Roasted Vegetables for Thanksgiving
2 mins read

Roasted Vegetables for Thanksgiving

Thanksgiving is a dieter’s nightmare. With all the ingredients for a fattening feast, Thanksgiving can spell nutritional disaster. If you swap out some of your fattening foods for a roasted alternative, or throw a few extra roasted vegetable options into the mix, you can ensure everyone is eating tasty, healthy veggies before they fill up on pie.

Yams

If you normally create a marshmallow-topped sweet potato or yam dish, you can substitute it with a roasted alternative. You can ask kids or other kitchen helpers to peel the sweet potatoes for you. Slice the potatoes or yams into french fry-sized rectangles. Lay these out on a cookie sheet, drizzle them with olive oil and sprinkle them with salt and pepper. Roast these sweet potatoes for 30 minutes or so in a 350-degree F oven. This makes a great appetizer while you wait for the main course.

Squash

If your kids feel squeamish about squash, remove the peel and chop them into 1-inch cube pieces. Drizzle with olive oil and your favorite spices and roast for 30 minutes or so in a 350-degree F oven. The bright orange cubes, with crispy edges, might be more appealing than a squishy pile of squash.

Beans

Instead of the usual green bean casserole, full of sodium, roast up some beans. It’s not only healthier, but also looks fancier. Clean up the beans and lay them out on a pan, drizzle with oil and sprinkle chopped nuts on top. Roast for the last 20 minutes of your turkey’s time in the oven.

Greens

If you need to get more greens into your family this holiday, choose one to roast. Broccoli, brussels sprouts or other green favorites can be chopped into 1-inch squares and coated in oil. Grate some hard, sharp cheese on top and roast for 30 to 40 minutes at 350 degrees F. The crispy, caramelized, cheesy greens will go down easier than the steamed versions.

Potatoes

If you are sick of mashed potatoes, and need to give the kids a job in the kitchen, roast some potatoes instead of boiling them.

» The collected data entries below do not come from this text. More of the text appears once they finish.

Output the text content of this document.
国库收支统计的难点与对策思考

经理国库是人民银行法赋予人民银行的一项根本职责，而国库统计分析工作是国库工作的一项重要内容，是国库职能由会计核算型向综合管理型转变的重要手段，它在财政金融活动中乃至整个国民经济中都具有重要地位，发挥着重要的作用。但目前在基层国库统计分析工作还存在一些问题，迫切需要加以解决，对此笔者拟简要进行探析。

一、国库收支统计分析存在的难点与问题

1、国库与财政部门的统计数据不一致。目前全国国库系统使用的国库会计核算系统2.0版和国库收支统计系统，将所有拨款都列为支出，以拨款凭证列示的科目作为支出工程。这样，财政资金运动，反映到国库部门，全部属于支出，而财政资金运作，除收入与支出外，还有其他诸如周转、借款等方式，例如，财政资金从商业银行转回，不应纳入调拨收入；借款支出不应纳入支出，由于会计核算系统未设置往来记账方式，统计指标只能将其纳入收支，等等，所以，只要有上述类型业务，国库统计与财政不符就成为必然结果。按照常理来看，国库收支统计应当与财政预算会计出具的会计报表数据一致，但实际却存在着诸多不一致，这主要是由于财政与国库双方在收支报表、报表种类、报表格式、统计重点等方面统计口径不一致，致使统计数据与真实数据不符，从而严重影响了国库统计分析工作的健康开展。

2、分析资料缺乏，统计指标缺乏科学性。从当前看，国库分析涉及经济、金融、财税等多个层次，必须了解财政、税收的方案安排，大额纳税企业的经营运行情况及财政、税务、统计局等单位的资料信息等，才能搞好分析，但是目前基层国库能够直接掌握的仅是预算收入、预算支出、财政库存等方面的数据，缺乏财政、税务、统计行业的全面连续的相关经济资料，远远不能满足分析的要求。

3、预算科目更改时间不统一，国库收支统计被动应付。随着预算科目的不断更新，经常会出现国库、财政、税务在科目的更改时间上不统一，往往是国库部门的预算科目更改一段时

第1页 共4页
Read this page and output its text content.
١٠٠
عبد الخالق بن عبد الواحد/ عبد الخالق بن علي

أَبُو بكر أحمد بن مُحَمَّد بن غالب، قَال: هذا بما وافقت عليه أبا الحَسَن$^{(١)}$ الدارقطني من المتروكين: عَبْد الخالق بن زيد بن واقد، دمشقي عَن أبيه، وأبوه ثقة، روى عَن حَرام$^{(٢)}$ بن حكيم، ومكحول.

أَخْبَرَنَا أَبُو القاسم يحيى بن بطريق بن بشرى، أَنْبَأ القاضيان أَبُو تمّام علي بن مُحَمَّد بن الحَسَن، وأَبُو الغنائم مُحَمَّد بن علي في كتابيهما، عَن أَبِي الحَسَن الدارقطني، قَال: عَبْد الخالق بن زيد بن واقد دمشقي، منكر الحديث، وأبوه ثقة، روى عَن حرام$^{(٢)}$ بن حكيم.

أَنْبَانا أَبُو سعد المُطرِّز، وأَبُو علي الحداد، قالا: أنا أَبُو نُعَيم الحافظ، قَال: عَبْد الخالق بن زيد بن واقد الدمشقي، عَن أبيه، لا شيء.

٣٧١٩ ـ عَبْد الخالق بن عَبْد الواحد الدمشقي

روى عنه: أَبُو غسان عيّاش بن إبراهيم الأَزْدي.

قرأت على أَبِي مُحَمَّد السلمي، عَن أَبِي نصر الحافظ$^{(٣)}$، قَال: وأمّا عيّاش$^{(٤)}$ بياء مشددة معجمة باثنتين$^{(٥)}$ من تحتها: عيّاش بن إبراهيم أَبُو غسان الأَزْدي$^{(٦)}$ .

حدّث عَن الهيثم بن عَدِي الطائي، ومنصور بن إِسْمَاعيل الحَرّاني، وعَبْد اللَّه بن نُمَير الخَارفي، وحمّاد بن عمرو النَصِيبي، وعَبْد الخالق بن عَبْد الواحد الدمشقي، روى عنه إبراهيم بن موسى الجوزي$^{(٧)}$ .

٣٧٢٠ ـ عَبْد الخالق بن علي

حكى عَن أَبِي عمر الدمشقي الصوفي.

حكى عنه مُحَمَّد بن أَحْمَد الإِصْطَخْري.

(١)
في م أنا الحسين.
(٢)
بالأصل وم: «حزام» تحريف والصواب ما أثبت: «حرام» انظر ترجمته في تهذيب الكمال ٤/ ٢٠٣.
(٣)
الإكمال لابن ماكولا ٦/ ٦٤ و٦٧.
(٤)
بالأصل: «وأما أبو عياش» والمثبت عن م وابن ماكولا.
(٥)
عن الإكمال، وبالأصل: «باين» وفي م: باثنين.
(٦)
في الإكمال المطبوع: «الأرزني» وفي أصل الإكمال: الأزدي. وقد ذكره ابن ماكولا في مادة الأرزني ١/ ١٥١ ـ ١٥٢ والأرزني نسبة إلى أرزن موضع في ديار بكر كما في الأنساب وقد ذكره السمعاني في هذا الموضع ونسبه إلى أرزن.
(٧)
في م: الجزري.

Ask kids to poke potatoes with forks seven to 10 times and to cover them with olive oil. Roast the potatoes during the last few minutes with the turkey. As you are letting the turkey cool and are carving it up, ask older kids or other kitchen helpers to remove the potatoes and either scoop out their insides and smash them in a bowl or cut them in half for each guest.